US 12,143,520 B2
Network multi-tenant architecture for distributed ledger systems
Samer Falah, Brooklyn, NY (US); Chaddy Huussin, West New York, NJ (US); Angela Pratt, New York, NY (US); Jitendra Bhurat, Princeton, NJ (US); Nicolae Leonte, Bournemouth (GB); and Trung Nguyen, Jersey City, NJ (US)
Assigned to Consensys Software Inc., Brooklyn, NY (US)
Appl. No. 17/775,435
Filed by Consensys Software Inc., Brooklyn, NY (US)
PCT Filed Nov. 17, 2020, PCT No. PCT/US2020/060879
§ 371(c)(1), (2) Date May 9, 2022,
PCT Pub. No. WO2021/101888, PCT Pub. Date May 27, 2021.
Claims priority of provisional application 62/937,714, filed on Nov. 19, 2019.
Prior Publication US 2022/0400021 A1, Dec. 15, 2022
Int. Cl. H04L 9/00 (2022.01); H04L 9/32 (2006.01)

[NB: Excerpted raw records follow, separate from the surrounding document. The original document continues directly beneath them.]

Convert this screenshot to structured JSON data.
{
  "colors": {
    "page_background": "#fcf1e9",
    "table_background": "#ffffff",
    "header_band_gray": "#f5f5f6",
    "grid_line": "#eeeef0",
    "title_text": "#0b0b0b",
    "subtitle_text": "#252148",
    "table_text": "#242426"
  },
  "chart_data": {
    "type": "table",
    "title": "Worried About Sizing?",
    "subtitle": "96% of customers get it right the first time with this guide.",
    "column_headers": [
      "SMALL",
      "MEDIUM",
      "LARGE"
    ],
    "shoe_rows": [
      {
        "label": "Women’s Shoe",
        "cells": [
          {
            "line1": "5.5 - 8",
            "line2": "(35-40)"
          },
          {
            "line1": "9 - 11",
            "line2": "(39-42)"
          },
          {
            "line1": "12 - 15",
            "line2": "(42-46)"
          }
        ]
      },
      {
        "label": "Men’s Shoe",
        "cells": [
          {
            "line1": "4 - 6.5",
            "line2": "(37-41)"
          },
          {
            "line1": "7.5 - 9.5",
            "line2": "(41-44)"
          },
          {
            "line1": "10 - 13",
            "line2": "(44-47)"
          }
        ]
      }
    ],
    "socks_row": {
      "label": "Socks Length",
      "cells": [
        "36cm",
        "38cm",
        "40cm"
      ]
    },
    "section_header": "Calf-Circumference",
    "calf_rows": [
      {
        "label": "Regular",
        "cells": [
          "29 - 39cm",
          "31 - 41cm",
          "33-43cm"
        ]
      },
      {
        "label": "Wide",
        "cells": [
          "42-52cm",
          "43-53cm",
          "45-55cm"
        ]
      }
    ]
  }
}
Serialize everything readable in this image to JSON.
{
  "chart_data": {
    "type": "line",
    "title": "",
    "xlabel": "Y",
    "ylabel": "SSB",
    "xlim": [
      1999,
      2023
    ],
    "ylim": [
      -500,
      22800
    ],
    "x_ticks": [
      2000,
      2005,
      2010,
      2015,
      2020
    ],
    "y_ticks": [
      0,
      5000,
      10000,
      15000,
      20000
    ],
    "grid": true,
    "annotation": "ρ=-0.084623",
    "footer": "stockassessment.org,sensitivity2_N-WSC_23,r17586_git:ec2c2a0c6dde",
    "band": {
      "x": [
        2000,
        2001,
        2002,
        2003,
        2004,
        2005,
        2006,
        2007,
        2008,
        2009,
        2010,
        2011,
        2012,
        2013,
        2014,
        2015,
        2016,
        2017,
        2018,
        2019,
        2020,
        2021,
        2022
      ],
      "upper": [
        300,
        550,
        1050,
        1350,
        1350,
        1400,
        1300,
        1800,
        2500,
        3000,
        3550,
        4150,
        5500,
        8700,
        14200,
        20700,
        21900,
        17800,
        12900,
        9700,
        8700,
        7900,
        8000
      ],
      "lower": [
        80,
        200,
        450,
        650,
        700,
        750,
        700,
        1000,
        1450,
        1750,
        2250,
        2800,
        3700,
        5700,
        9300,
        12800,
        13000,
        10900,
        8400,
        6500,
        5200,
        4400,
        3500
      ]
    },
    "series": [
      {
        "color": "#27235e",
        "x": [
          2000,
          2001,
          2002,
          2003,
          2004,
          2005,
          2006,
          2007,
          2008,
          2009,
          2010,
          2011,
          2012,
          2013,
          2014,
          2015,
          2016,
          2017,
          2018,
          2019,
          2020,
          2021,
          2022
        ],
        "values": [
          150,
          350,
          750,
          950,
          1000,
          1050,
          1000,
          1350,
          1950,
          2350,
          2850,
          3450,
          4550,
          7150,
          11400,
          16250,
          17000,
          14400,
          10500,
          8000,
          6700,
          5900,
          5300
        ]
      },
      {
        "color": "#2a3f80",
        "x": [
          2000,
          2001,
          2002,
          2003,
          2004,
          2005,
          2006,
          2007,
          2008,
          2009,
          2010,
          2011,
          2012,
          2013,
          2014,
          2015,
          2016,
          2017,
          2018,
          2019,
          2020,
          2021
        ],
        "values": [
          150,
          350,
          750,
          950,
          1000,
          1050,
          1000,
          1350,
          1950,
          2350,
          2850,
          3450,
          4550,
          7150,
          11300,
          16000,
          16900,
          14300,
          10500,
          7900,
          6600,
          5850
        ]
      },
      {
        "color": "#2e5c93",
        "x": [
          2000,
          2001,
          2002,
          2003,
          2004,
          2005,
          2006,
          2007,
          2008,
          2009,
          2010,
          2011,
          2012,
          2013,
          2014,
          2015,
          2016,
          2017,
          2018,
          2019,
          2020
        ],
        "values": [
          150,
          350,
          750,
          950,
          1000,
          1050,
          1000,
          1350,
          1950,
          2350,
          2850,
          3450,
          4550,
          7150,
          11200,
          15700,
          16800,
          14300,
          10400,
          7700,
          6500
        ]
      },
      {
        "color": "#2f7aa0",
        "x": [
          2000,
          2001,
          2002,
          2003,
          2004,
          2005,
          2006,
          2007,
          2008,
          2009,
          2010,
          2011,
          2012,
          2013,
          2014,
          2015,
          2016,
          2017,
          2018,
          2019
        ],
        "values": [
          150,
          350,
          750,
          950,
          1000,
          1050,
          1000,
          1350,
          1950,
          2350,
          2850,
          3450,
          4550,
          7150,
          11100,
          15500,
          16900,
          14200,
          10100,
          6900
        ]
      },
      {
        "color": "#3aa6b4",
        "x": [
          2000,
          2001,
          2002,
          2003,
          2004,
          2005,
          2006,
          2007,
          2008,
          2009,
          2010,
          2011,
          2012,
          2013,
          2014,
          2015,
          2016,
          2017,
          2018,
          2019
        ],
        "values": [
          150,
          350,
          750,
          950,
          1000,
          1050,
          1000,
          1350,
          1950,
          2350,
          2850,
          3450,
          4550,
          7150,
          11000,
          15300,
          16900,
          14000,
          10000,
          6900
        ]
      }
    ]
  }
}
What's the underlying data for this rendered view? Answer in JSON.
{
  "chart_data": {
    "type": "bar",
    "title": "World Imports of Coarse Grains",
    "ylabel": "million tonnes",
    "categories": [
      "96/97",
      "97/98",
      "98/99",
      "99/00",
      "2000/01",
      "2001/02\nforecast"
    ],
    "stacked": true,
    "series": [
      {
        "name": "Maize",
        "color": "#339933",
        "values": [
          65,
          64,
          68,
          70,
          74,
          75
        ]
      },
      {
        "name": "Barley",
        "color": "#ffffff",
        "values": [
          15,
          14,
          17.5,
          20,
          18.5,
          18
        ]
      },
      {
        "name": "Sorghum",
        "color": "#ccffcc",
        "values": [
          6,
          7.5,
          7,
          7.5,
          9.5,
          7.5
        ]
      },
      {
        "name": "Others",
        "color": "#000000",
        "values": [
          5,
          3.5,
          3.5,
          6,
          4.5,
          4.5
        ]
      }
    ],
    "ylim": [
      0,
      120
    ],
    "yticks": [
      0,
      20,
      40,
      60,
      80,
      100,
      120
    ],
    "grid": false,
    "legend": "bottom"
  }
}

CPC H04L 9/50 (2022.05) [H04L 9/3213 (2013.01); H04L 9/3273 (2013.01)] 20 Claims
OG exemplary drawing
 
1. A computer system for providing a Quorum network comprising an access-controlled state-isolated multi-tenant Ethereum-based distributed ledger system comprising multiple nodes, the computer system including:
a single node of the multiple nodes including circuitry configured to store resources from multiple entities, such that the resources are segregated and access to the resources is controlled based on a received token;
an authentication server including an index, wherein:
the index associates each of the stored resources with both:
permitted accessors of the stored resource; and
for each of the permitted accessors, permitted actions that the permitted accessor is authorized to perform on the stored resource;
the authentication server is configured to authenticate a user by:
receiving user credential from the user;
validating the received user credentials; and
when the received user credentials are valid:
based on the received user credentials, determining using the index a scope of access for the user including:
 accessible resources comprising the stored resources for which the user is one of the permitted accessors; and
 acceptable actions comprising, for each of the accessible resources, the permitted actions that the user is authorized to perform on the accessible resource;
generating the token authenticating the user and including the scope of access; and
outputting the token;
wherein the node is further configured to:
receive the token, and an access request from the user including a requested action to perform on a target resource of the stored resources;
when the token identifies both the target resource as one of the accessible resources, and the requested action as one of the acceptable actions for the accessible resource, perform the requested action on the target resource; and
when the token either does not identify the target resource as one of the accessible resources, or does not identify the requested action as one of the acceptable actions for the accessible resource, does not perform the requested action on the target resource.